Governments were often wrong to fear that a shift to green energy was a threat to jobs or to manufacturing in key sectors, said Sven Teske, lead author of the report at Greenpeace. He said that the wind turbine industry was already the second largest steel consumer in Germany after cars.

"Renewable power industries can create a lot of jobs," he told Reuters of the outlook for solar, wind, tidal, biomass — such as wood and crop waste — and other renewable energies in power generation. "This research proves that renewable energy is key to tackling both the climate and economic crises," said Christine Lins, Secretary General of EREC, which represents clean energy industries.

Assuming strong policies to shift to renewables, the study projected that the number of jobs in power generation would rise by more than 2 million to 11.3 million in 2030, helped by a surge in renewables jobs, signaling a green jobs boom driving gains to 6.9 million from 1.9 million.

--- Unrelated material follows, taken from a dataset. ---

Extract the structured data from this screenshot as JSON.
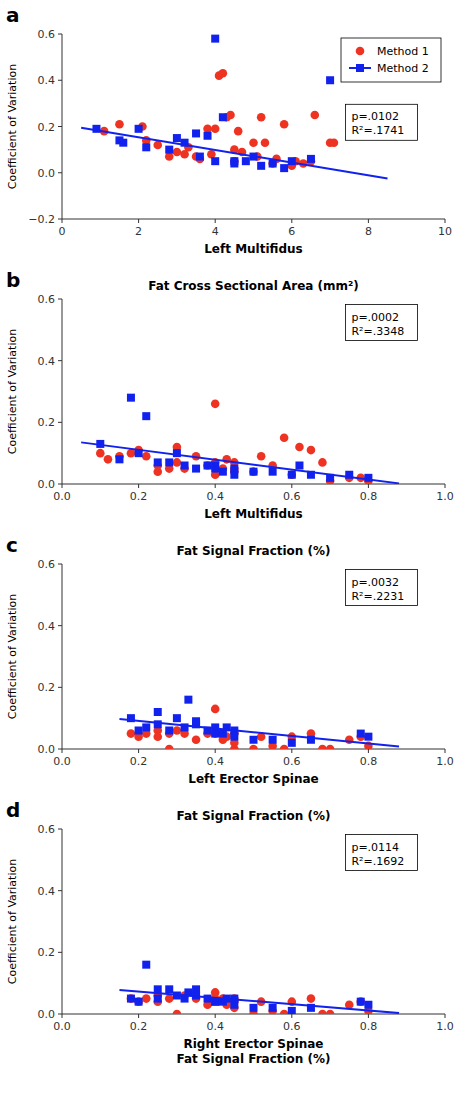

Under a scenario of business as usual, the number of jobs in power generation would fall by about half a million to 8.6 million by 2030, hit by mainly by a decline in the coal sector due to wider mechanization.

Teske said that the report was not advocating creation of millions of jobs in uncompetitive labor-intensive clean energy industries propped up by government subsidies.

"Renewables must be competitive in the long run," he said. Labor costs would be higher but, as renewable costs are set to fall in coming years, costs to drive a renewable power industry would be lower, for instance, in a world where it cost ever more to emit carbon dioxide from fossil fuels.

The report said that, for the first time in 2008, both the United States and the European Union added more capacity from renewable energies, a trend toward surpassing gas within a few years, than from conventional sources including gas, coal oil and nuclear power.

The report suggested the wind sector alone, for instance, with new wind jobs across Europe contributing significantly, could employ 2.03 million people in generating power in 2030 against about 0.5 million in 2010.

"The union movement, as well as the authors of this report, believe ambitious climate action by world leaders and other eco revolution movers can and must be a driver for sustainable economic growth and social progress," Guy Ryder, General Secretary of the International Trade Union Confederation, said in a statement.

The report was based partly on research by the Institute for Sustainable Futures at the University of Technology Sydney.